Ground Cherry Preserves. Make syrup of one cup sugar, one-half cup water for every pound of husked ground cherries. Flavor syrup strongly with lemon juice and grated rind, also ground ginger. Heat to boiling point and skim, then add ground cherries and cook until clear; skim out cherries and put in jars; boil syrup until thick, fill jars and seal at once. Very nice for cream sauce. — The Council of Jewish Women, The Neighborhood Cook Book (Portland, Oregon: Press of Bushong & Co., 1914),274.
Ground Cherry. Seed sown at the same time as tomatoes.

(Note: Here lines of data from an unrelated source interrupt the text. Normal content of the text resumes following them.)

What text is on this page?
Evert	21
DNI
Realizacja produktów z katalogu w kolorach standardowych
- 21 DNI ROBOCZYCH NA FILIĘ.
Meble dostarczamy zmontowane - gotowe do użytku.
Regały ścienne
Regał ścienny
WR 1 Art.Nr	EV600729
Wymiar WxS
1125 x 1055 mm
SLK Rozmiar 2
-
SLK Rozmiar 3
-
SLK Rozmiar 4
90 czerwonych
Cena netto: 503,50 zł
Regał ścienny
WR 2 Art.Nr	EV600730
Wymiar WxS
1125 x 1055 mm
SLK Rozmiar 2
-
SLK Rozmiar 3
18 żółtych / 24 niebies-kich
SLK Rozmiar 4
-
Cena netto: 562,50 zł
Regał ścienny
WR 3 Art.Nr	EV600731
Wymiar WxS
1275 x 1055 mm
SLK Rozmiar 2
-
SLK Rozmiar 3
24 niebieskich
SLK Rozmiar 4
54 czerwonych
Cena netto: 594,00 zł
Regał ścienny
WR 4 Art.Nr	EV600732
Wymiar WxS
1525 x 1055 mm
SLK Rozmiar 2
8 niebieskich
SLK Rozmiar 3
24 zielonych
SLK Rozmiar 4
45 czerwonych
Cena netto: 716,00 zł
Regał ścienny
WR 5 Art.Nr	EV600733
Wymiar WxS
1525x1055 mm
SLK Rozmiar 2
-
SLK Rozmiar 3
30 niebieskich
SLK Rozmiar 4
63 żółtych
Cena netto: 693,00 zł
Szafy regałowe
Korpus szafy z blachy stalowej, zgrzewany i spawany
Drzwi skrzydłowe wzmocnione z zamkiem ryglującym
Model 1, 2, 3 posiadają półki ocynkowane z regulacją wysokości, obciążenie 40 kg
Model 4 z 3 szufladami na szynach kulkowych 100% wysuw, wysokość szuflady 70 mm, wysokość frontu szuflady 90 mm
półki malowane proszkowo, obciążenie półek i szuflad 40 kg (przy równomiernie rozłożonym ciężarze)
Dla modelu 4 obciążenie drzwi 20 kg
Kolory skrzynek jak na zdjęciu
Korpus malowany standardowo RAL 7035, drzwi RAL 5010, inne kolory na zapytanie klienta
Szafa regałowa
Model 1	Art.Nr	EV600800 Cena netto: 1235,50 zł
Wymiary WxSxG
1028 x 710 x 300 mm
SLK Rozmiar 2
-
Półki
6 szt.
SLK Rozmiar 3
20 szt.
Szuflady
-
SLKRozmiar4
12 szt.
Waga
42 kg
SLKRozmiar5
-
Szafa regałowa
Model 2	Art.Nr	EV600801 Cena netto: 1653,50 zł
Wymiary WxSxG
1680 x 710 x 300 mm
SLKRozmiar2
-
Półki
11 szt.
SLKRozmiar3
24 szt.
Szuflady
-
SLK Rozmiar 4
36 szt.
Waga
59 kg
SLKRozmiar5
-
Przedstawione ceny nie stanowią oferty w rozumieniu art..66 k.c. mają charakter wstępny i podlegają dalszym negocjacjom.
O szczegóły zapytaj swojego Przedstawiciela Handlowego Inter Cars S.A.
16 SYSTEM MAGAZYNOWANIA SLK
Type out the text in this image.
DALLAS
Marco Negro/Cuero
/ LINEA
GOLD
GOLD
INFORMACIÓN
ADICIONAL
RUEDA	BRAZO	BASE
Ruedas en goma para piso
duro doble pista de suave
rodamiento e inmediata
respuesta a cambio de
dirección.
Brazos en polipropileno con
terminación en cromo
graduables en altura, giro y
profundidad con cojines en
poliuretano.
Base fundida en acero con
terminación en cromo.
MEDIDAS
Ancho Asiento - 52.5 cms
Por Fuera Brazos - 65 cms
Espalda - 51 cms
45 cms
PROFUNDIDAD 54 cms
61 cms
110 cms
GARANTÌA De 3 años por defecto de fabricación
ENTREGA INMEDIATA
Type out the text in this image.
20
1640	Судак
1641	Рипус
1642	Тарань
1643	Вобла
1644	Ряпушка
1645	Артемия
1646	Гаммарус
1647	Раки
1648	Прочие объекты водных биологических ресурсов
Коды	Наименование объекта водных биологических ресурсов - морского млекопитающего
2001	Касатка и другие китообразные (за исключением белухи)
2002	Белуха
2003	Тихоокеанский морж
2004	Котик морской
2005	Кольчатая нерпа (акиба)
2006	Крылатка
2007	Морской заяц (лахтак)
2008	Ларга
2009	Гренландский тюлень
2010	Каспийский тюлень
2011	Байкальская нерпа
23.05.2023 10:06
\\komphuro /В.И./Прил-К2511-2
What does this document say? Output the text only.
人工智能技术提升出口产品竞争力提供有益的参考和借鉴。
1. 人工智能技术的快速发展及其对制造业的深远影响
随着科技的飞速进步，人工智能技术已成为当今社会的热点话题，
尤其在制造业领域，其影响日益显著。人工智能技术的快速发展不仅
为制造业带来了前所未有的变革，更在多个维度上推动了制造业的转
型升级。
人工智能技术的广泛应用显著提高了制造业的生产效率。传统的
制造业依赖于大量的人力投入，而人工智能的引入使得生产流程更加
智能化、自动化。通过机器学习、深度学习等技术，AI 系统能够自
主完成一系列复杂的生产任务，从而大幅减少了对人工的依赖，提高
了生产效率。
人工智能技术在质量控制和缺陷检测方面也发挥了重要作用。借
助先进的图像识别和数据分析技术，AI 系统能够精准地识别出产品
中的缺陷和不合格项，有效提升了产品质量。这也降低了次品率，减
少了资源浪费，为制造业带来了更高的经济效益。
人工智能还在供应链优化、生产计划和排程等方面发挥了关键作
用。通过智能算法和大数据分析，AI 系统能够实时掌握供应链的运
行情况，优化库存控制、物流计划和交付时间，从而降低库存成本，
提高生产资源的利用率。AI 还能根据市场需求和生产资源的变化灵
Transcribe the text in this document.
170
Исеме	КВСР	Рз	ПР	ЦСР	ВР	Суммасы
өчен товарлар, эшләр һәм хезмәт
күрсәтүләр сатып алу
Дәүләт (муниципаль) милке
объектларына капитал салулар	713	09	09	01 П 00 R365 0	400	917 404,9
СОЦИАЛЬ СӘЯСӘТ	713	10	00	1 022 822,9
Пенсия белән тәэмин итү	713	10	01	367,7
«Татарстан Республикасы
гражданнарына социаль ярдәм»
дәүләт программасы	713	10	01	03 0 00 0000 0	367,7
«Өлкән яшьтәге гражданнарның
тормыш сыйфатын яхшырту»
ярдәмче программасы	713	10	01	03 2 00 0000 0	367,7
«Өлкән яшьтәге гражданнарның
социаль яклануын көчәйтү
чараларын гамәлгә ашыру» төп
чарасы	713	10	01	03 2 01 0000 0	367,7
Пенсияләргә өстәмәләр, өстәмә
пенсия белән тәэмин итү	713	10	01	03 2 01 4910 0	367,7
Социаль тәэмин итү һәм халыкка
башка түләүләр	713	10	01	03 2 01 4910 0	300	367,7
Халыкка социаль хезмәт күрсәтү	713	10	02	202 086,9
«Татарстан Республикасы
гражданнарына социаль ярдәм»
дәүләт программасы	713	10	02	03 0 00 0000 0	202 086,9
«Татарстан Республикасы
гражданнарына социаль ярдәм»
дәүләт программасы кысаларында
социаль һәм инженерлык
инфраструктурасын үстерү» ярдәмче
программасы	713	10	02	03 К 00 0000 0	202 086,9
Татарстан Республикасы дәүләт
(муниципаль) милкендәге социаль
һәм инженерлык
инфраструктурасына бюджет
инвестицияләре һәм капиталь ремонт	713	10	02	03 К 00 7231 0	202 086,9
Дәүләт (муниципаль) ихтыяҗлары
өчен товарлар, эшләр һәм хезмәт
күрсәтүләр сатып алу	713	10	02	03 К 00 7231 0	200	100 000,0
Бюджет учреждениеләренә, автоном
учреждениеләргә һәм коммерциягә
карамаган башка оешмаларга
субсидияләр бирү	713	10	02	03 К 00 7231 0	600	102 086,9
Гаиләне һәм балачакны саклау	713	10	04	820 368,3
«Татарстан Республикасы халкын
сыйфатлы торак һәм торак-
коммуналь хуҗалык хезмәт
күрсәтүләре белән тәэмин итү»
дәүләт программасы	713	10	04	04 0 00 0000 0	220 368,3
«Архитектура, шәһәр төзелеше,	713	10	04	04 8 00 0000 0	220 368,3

Fruit 5/8 of an inch in diameter; yellow, round and covered with an inflated husk; sweet and pleasant to eat out of the land. Very popular for preserves, and if picked before injured by frost, can be kept in a dry room until the middle of January or even later. Many people grow this in the home garden where it will generally volunteer after the first year. — Vegetables in South Dakota, in Connection with the Department of Horticulture, South Dakota Agricultural College, Brookings (Sioux Falls: Will A. Beach, Printer, 1900), 114.
Ground Cherry Preserves. The ground cherry or husk tomato is similar to the tomato in culture. Planting should be four feet each way, but unlike the tomato, the vines do not need the pruning, they are self seeders and when once raised will always come up in the spring. They fall off the vines when ripe and can lay on the ground for a week without injury to the fruit. The husks are dry when ripe, and the fruit is a bright yellow. They have a flavor all their own and make one of the finest preserves that come from the garden. Remove the husks, wash and drain, then take pound for pound of granulated sugar, adding just water enough to melt, then add the fruit and set back on the stove and boil slowly for two hours, then boil hard for ten minutes, skim and can. They are nice for sauce pie. — Report of the South Dakota Horticultural Society (Pierre: Hipple Printing Company, 1907), 165.